Sob um certo ponto de vista, sim, estamos todos interligados – é o que o Budismo chama de interdependência: viemos da mesma fonte, e tudo que eu faço, afeta a você, à pessoa lá na China, ao todo.

Por outro lado, o pensamento de que somos todos um pode trazer um grande problema: a relativização do sofrimento. Aqui vão algumas formas de como isto se mostra:

Spiritual bypassing

A expressão spiritual bypassing é traduzida por alguns como “passar pano espiritual”. Esta expressão foi cunhada pelo professor budista John Welwood, e refere-se à “tendencia a usar ideas e práticas espirituais para se esquivar ou evitar encarar problemas emocionais não resolvidos, feridas psicológicas e tarefas não concluídas”.

Trazendo para o nosso assunto, usar a espiritualidade para deixar de encarar aquilo que em nós não está resolvido: nossa própria intolerância, racismo, homofobia ou seja lá o que nos faça entender “diferentes” do outro. Quando dizemos: “somos todos um”, vamos pelo caminho mais fácil: se somos iguais, não preciso olhar para o outro. E nem para dentro de mim.

Não ver o problema

Quando você acha que somos todos iguais, não vê que as desigualdades existem, e elas são muitas! 

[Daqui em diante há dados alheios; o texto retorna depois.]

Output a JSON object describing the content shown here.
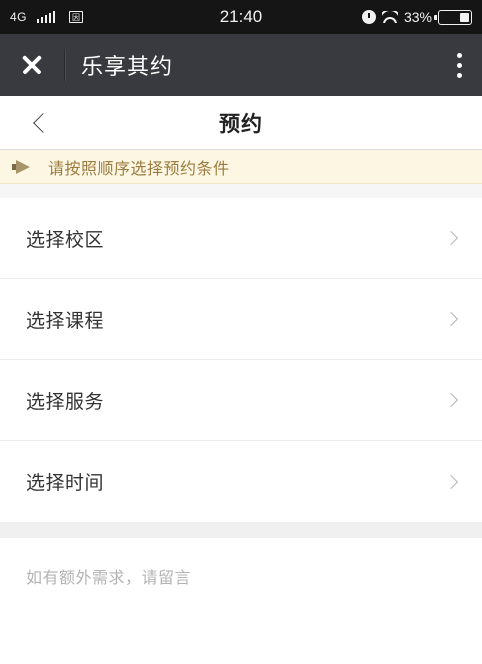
{
  "status_bar": {
    "network": "4G",
    "sim_label": "因",
    "time": "21:40",
    "battery_text": "33%",
    "battery_level": 0.33,
    "icons": [
      "signal-icon",
      "sim-icon",
      "alarm-icon",
      "wifi-icon",
      "battery-icon"
    ]
  },
  "app_bar": {
    "title": "乐享其约",
    "close_icon": "close-icon",
    "more_icon": "more-vertical-icon",
    "background": "#393a3f"
  },
  "nav": {
    "title": "预约",
    "back_icon": "chevron-left-icon"
  },
  "notice": {
    "text": "请按照顺序选择预约条件",
    "icon": "horn-icon",
    "text_color": "#9b7c3f",
    "background": "#fdf6e3"
  },
  "menu": {
    "items": [
      {
        "label": "选择校区"
      },
      {
        "label": "选择课程"
      },
      {
        "label": "选择服务"
      },
      {
        "label": "选择时间"
      }
    ],
    "item_icon": "chevron-right-icon"
  },
  "remark": {
    "placeholder": "如有额外需求，请留言",
    "value": ""
  }
}
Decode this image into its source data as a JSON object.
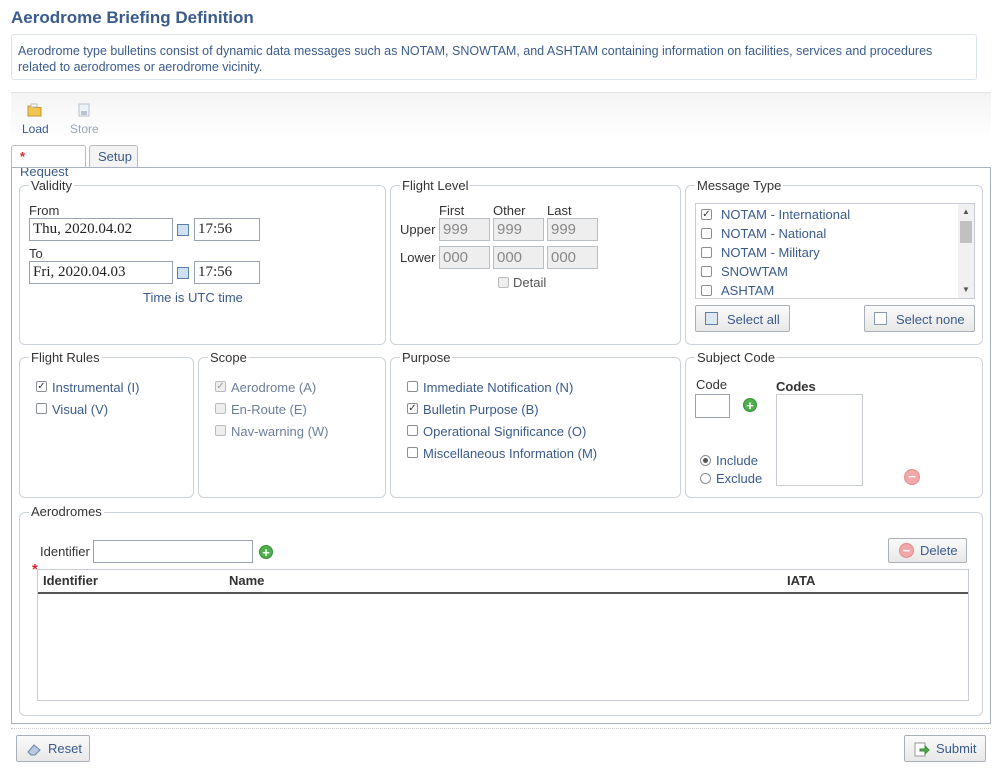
{
  "page": {
    "title": "Aerodrome Briefing Definition",
    "description": "Aerodrome type bulletins consist of dynamic data messages such as NOTAM, SNOWTAM, and ASHTAM containing information on facilities, services and procedures related to aerodromes or aerodrome vicinity."
  },
  "toolbar": {
    "load": "Load",
    "store": "Store"
  },
  "tabs": {
    "request": "Request",
    "setup": "Setup"
  },
  "validity": {
    "legend": "Validity",
    "from_label": "From",
    "from_date": "Thu, 2020.04.02",
    "from_time": "17:56",
    "to_label": "To",
    "to_date": "Fri, 2020.04.03",
    "to_time": "17:56",
    "utc_note": "Time is UTC time"
  },
  "flight_level": {
    "legend": "Flight Level",
    "col_first": "First",
    "col_other": "Other",
    "col_last": "Last",
    "upper_label": "Upper",
    "lower_label": "Lower",
    "upper": [
      "999",
      "999",
      "999"
    ],
    "lower": [
      "000",
      "000",
      "000"
    ],
    "detail_label": "Detail"
  },
  "message_type": {
    "legend": "Message Type",
    "items": [
      {
        "label": "NOTAM - International",
        "checked": true
      },
      {
        "label": "NOTAM - National",
        "checked": false
      },
      {
        "label": "NOTAM - Military",
        "checked": false
      },
      {
        "label": "SNOWTAM",
        "checked": false
      },
      {
        "label": "ASHTAM",
        "checked": false
      }
    ],
    "select_all": "Select all",
    "select_none": "Select none"
  },
  "flight_rules": {
    "legend": "Flight Rules",
    "instrumental": "Instrumental (I)",
    "visual": "Visual (V)"
  },
  "scope": {
    "legend": "Scope",
    "aerodrome": "Aerodrome (A)",
    "enroute": "En-Route (E)",
    "navwarning": "Nav-warning (W)"
  },
  "purpose": {
    "legend": "Purpose",
    "immediate": "Immediate Notification (N)",
    "bulletin": "Bulletin Purpose (B)",
    "operational": "Operational Significance (O)",
    "misc": "Miscellaneous Information (M)"
  },
  "subject_code": {
    "legend": "Subject Code",
    "code_label": "Code",
    "codes_label": "Codes",
    "include": "Include",
    "exclude": "Exclude"
  },
  "aerodromes": {
    "legend": "Aerodromes",
    "identifier_label": "Identifier",
    "delete": "Delete",
    "columns": {
      "identifier": "Identifier",
      "name": "Name",
      "iata": "IATA"
    }
  },
  "footer": {
    "reset": "Reset",
    "submit": "Submit"
  },
  "colors": {
    "accent": "#3a5b8c",
    "required": "#d9262a"
  }
}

O pessoal d´Olugar deu um exemplo muito interessante referindo-se à pandemia, mas que é uma boa metáfora para a vida: ‘não estamos todos no mesmo barco. Estamos, no máximo, no mesmo mar – alguns de canoa, outros de iate, uns com o barco cheio de comida, outros nadando com fome’.

A pessoa cujos pais estudaram e que vai para a faculdade de carro, não pode ser comparada ao garoto que usa a luz do poste da rua para estudar. A pessoa que sai para trabalhar e deixa seus filhos com a empregada, não pode ser comparada à mae que dorme no trabalho e quase não está presente para dar amor e educar os seus. 

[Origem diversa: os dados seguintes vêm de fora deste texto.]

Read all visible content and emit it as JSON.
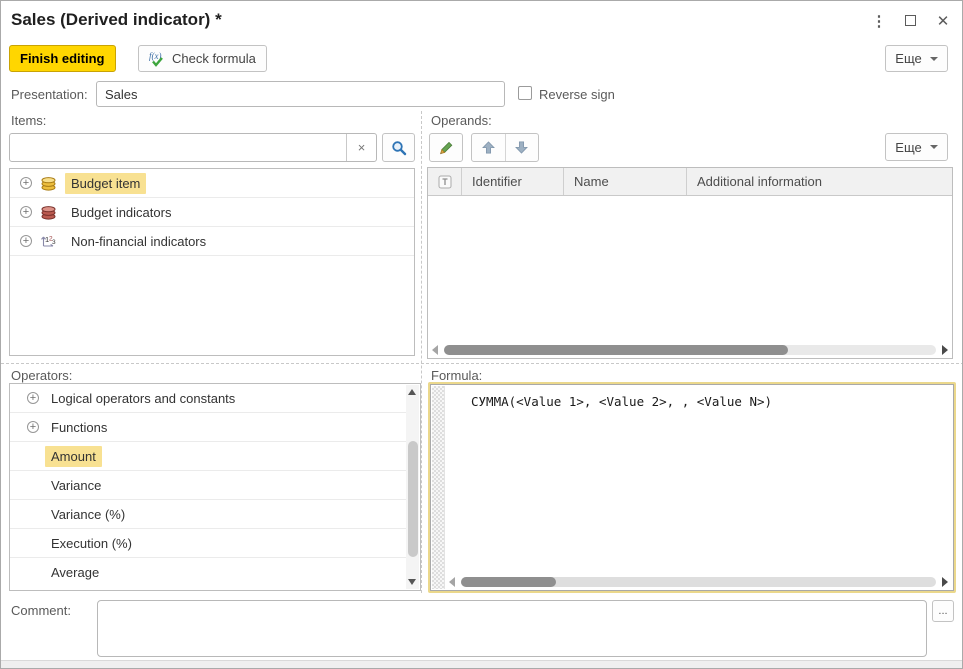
{
  "window": {
    "title": "Sales (Derived indicator) *"
  },
  "toolbar": {
    "finish_editing_label": "Finish editing",
    "check_formula_label": "Check formula",
    "more_label": "Еще"
  },
  "presentation": {
    "label": "Presentation:",
    "value": "Sales",
    "reverse_sign_label": "Reverse sign",
    "reverse_sign_checked": false
  },
  "items": {
    "label": "Items:",
    "search_value": "",
    "tree": [
      {
        "label": "Budget item",
        "icon": "coins-gold",
        "selected": true
      },
      {
        "label": "Budget indicators",
        "icon": "coins-red",
        "selected": false
      },
      {
        "label": "Non-financial indicators",
        "icon": "numeric-axis",
        "selected": false
      }
    ]
  },
  "operands": {
    "label": "Operands:",
    "more_label": "Еще",
    "columns": {
      "c1": "Identifier",
      "c2": "Name",
      "c3": "Additional information"
    },
    "rows": []
  },
  "operators": {
    "label": "Operators:",
    "tree": [
      {
        "label": "Logical operators and constants",
        "expandable": true,
        "selected": false
      },
      {
        "label": "Functions",
        "expandable": true,
        "selected": false
      },
      {
        "label": "Amount",
        "expandable": false,
        "selected": true
      },
      {
        "label": "Variance",
        "expandable": false,
        "selected": false
      },
      {
        "label": "Variance (%)",
        "expandable": false,
        "selected": false
      },
      {
        "label": "Execution (%)",
        "expandable": false,
        "selected": false
      },
      {
        "label": "Average",
        "expandable": false,
        "selected": false
      }
    ]
  },
  "formula": {
    "label": "Formula:",
    "value": "СУММА(<Value 1>, <Value 2>, , <Value N>)"
  },
  "comment": {
    "label": "Comment:",
    "value": "",
    "ellipsis_label": "..."
  },
  "icons": {
    "expand": "+",
    "clear": "×",
    "close": "✕",
    "menu": "⋮"
  },
  "colors": {
    "accent_yellow": "#ffd600",
    "selection_yellow": "#f8e192",
    "formula_focus_border": "#ebd88c"
  }
}
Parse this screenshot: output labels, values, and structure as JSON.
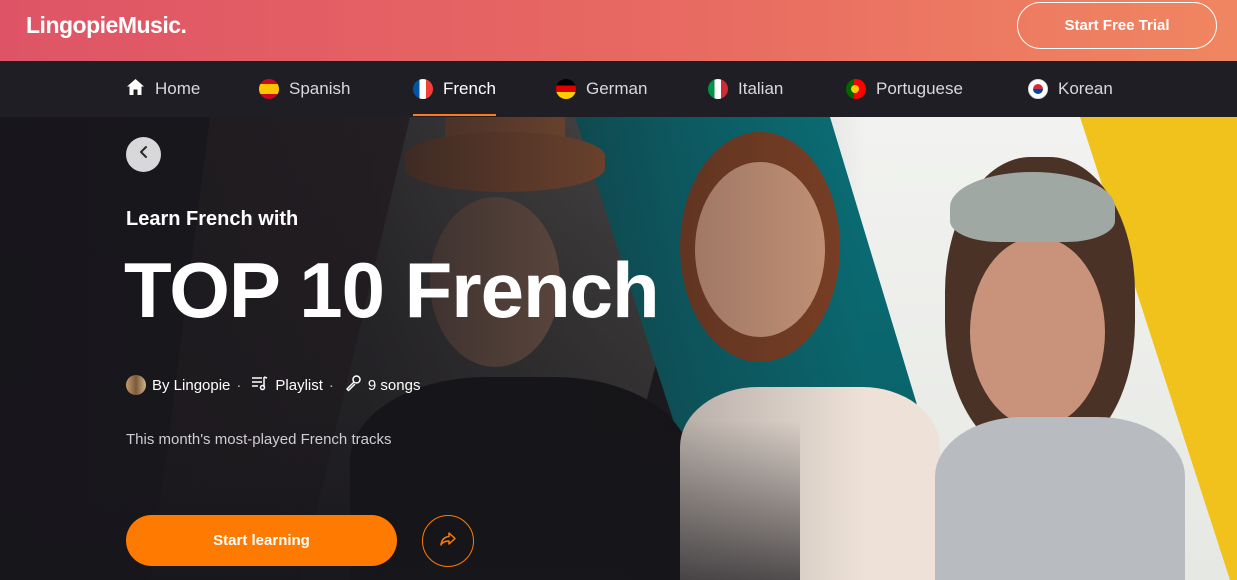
{
  "header": {
    "logo": "LingopieMusic.",
    "trial_label": "Start Free Trial"
  },
  "nav": {
    "items": [
      {
        "label": "Home",
        "icon": "home-icon"
      },
      {
        "label": "Spanish",
        "icon": "spain-flag-icon"
      },
      {
        "label": "French",
        "icon": "france-flag-icon",
        "active": true
      },
      {
        "label": "German",
        "icon": "germany-flag-icon"
      },
      {
        "label": "Italian",
        "icon": "italy-flag-icon"
      },
      {
        "label": "Portuguese",
        "icon": "portugal-flag-icon"
      },
      {
        "label": "Korean",
        "icon": "korea-flag-icon"
      }
    ]
  },
  "hero": {
    "eyebrow": "Learn French with",
    "title": "TOP 10 French",
    "author": "By Lingopie",
    "type": "Playlist",
    "songs": "9 songs",
    "description": "This month's most-played French tracks",
    "start_label": "Start learning"
  },
  "colors": {
    "accent": "#ff7a00",
    "header_start": "#de5466",
    "header_end": "#f08661",
    "nav_bg": "#1f1e24"
  }
}
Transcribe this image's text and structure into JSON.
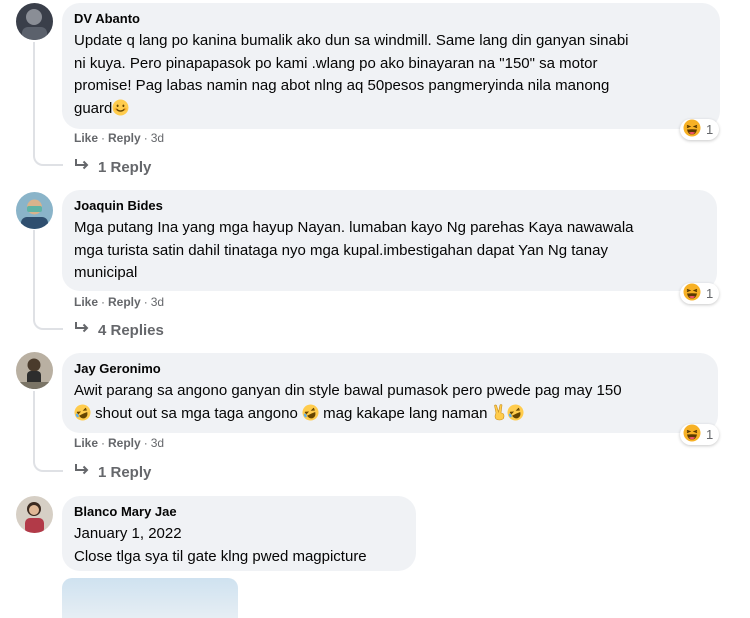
{
  "comments": [
    {
      "author": "DV Abanto",
      "lines": [
        "Update q lang po kanina bumalik ako dun sa windmill. Same lang din ganyan sinabi",
        "ni kuya. Pero pinapapasok po kami .wlang po ako binayaran na \"150\" sa motor",
        "promise! Pag labas namin nag abot nlng aq 50pesos pangmeryinda nila manong",
        "guard"
      ],
      "like": "Like",
      "reply": "Reply",
      "time": "3d",
      "reaction_count": "1",
      "replies": "1 Reply"
    },
    {
      "author": "Joaquin Bides",
      "lines": [
        "Mga putang Ina yang mga hayup Nayan. lumaban kayo Ng parehas Kaya nawawala",
        "mga turista satin dahil tinataga nyo mga kupal.imbestigahan dapat Yan Ng tanay",
        "municipal"
      ],
      "like": "Like",
      "reply": "Reply",
      "time": "3d",
      "reaction_count": "1",
      "replies": "4 Replies"
    },
    {
      "author": "Jay Geronimo",
      "lines": [
        "Awit parang sa angono ganyan din style bawal pumasok pero pwede pag may 150",
        "shout out sa mga taga angono",
        "mag kakape lang naman"
      ],
      "like": "Like",
      "reply": "Reply",
      "time": "3d",
      "reaction_count": "1",
      "replies": "1 Reply"
    },
    {
      "author": "Blanco Mary Jae",
      "lines": [
        "January 1, 2022",
        "Close tlga sya til gate klng pwed magpicture"
      ]
    }
  ],
  "icons": {
    "reaction": "laughing-emoji-icon",
    "reply_arrow": "reply-arrow-icon",
    "smile": "smiling-emoji-icon",
    "rofl": "rofl-emoji-icon",
    "peace": "victory-hand-icon"
  },
  "colors": {
    "bubble": "#f0f2f5",
    "muted": "#65676b",
    "text": "#050505"
  }
}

Se eu consegui, você também consegue

Relativizar o sofrimento alheio porque você também já sofreu, você também teve que lutar pelo que teve, leva à injustiças, e pior, à não correção das que já aconteceram e que ainda afetam, no presente, várias classes de pessoas.

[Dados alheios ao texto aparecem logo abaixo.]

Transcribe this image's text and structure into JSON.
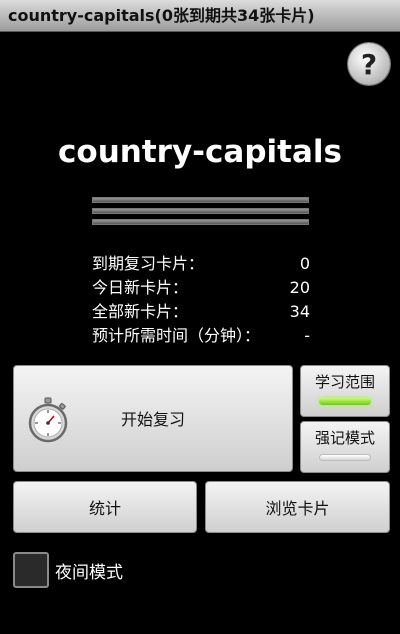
{
  "titlebar": {
    "title": "country-capitals(0张到期共34张卡片)"
  },
  "help": {
    "glyph": "?"
  },
  "deck": {
    "name": "country-capitals"
  },
  "progress": {
    "bars": 3
  },
  "stats": [
    {
      "label": "到期复习卡片：",
      "value": "0"
    },
    {
      "label": "今日新卡片：",
      "value": "20"
    },
    {
      "label": "全部新卡片：",
      "value": "34"
    },
    {
      "label": "预计所需时间（分钟）：",
      "value": "-"
    }
  ],
  "buttons": {
    "start_review": "开始复习",
    "study_scope": "学习范围",
    "cram_mode": "强记模式",
    "statistics": "统计",
    "browse_cards": "浏览卡片"
  },
  "toggles": {
    "study_scope_on": true,
    "cram_mode_on": false
  },
  "night_mode": {
    "label": "夜间模式",
    "checked": false
  },
  "icons": {
    "help": "help-question-icon",
    "review": "stopwatch-icon"
  },
  "colors": {
    "background": "#000000",
    "indicator_on": "#8fe03a",
    "indicator_off": "#e8e8e8"
  }
}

É deste tipo de pensamento que surgem pessoas contra medidas reparativas como as quotas, por exemplo. As quotas são uma reparação de uma injustiça histórica. Se você acha que todos deviam ter o mesmo tratamento, vai se colocar contra o levantamento de bandeiras de esclarecimento e correção como esta.

Julgamento

Achar que é só a pessoa se esforçar mais, estudar mais, se espiritualizar mais, pensar mais positivo, trabalhar mais duro, não é você sendo mais iluminado – é o seu ego ganhando força e fazendo o que ele mais gosta: julgar os outros.

A mesma coisa sobre relativizar a dor alheia: achar que é mimimi, que não foi tão mal assim, que era só uma brincadeira, que não precisa militar ou levantar bandeira. Lembre-se: “mimimi é a dor que não dói na gente.”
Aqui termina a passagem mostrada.